Грета, яйца и антисемитизм

   
ГРЕТА, ЯЙЦА И АНТИСЕМИТИЗМ
Лёнька Ивашов проснулся рано. Почесал яйцо. Потом — другое. Понюхал руку и удовлетворённо кивнул.

— Норма, — сказал он. — Малышева утверждает, что это профилактика инсульта. А она в телевизоре — не абы кто. Почти министр по яйцам.

Плеснул в гранёный стакан 200 грамм самогона и залпом выдул. На закуску вдохнул аромат родных яиц. И правда — культурное наследие! Ни тебе Ван Гога, ни Хемингуэя, ни какого-то там... Эриха Марии Ремарка — тьфу ты. Одно только почесывание — и какое... вдохновение!

Вдохновлённый, Лёнька встал в стойку и заорал на кухню, как на митинге:

— Жиды, мать вашу, мы вас всех переиграем! Мы — военные, не танцуем под сионистскую дудку!

Он потряс папиросой «Казбек» и, сам себе аплодируя, добавил:

— Армия — не танцплощадка для сионистов!

Легчало. Казбек пошёл в ход. Но желудок подло урчал. Лёнька вскинул руку с папиросой:

— Только военной силой! На всех фронтах! Мать вашу!

Соседка за стеной шепнула мужу:

— Вань, вызывай. Опять началось. Третий день без таблеток. Белая у него… Снова про жидов орёт — то они всю нефть и газ спёрли, то климат изгадили.

А Лёнька продолжал. Он чувствовал себя частью большого движения: «Долой жидов!» Он нажал кнопку и включил телевизор эпохи Брежнева.

В городе Стокгольме девочка Гретта с развевающимися на ветру жидкими органическими косичками орала:

— Израиль загрязняет Газу! У детей ХАМАСа нет будущего! Нефть и газ — плохо, ракеты — хорошо! Природа — за Палестину!

За её спиной красовались баннеры:
«Свободу джихаду!»
«Грета — голос планеты и ХАМАСа!»

Лёнька расплакался.

— Молодец девка. Не то, что наши…

Новости воодушевили и сподвигли на следующие 200 грамм. Он хлопнул себя по лбу:

— Вот же… Девка шведская, а какая цепкая! Не зря катарцы кормят. Тоже ведь за добро борется…

Новости продолжали радовать.
Гарвард. На лужайке сидят 300 будущих интеллектуалов с бубнами, баннерами и выражением глубокой тупости на лицах.

— Геноцид! Бойкот Израиля! — кричали они, попивая капучино с овсяным молоком. — Идите вон с Газы!

Лёнька заворожённо смотрел.

— Вот это сила! Настоящие союзники! Бей жидов — спасай Россию! — орал он неистово.

В Бруклине — митинг. Чёрный рэпер с еврейской фамилией призывал «убить всех сионистов». Берни Сандерс вручал премию «За борьбу с колониализмом» бывшему члену Исламского Джихада.

Зелёные там же требовали переименовать улицу Теодора Герцля в «Улицу угнетённых». В Париже громили синагоги во имя «равенства». В Осло школьники рисовали карикатуры на Давидову звезду в рамках «урока толерантности».

Лёнька выдохнул:

— Вот оно… Жиды, мать вашу… Я не один. Раздавим!

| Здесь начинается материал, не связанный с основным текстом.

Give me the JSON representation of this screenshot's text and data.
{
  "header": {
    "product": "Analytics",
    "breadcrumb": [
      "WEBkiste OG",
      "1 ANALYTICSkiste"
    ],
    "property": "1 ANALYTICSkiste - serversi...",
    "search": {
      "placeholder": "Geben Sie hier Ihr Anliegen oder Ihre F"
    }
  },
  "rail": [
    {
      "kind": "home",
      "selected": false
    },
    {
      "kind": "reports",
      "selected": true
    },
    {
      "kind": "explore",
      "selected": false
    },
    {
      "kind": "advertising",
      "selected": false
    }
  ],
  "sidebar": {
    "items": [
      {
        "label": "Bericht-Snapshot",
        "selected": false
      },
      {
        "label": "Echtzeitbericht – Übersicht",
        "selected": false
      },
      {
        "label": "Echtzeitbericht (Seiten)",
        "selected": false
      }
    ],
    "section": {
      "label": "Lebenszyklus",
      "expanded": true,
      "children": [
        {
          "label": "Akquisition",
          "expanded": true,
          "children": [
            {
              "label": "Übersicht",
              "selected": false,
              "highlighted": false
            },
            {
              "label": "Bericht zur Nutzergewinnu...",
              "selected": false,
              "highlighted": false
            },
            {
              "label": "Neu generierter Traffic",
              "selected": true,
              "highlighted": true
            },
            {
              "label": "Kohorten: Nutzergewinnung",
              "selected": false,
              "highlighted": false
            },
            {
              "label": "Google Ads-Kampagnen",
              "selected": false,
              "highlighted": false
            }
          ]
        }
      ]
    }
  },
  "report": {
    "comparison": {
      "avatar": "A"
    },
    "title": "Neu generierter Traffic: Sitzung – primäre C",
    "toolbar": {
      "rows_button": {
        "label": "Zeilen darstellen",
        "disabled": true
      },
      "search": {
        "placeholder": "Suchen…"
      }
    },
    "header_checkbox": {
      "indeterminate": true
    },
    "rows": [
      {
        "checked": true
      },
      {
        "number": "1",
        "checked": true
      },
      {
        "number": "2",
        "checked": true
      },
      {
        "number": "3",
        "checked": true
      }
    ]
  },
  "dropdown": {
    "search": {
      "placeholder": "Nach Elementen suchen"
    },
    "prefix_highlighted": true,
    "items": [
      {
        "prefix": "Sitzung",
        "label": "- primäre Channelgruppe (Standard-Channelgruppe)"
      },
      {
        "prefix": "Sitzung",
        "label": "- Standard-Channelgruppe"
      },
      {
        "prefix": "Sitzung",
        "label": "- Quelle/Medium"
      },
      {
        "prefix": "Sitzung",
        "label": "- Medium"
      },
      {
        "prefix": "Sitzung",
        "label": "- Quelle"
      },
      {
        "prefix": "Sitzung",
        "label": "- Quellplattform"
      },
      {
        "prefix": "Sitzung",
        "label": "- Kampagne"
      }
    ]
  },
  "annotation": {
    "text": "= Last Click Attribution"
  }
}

Он вышел на балкон и заорал во двор:

— Хватит кормить Израиль! Грета права! Смерть углеродному следу сионизма!

Снизу дворник Жора крикнул:

— Лёнь, заткнись, шизик!

Пока Ваня набирал номер скорой, Лёнька вещал о тайном заговоре жидомасонов, глобалистах, Бильдербергском клубе и о том, что маленькая девочка Грета из Швеции давно уже стала символом борьбы с жидовским засильем.

— Против нас даже климат науськали! Это жиды тундру растопили! — визжал он, прыгая на одной ноге.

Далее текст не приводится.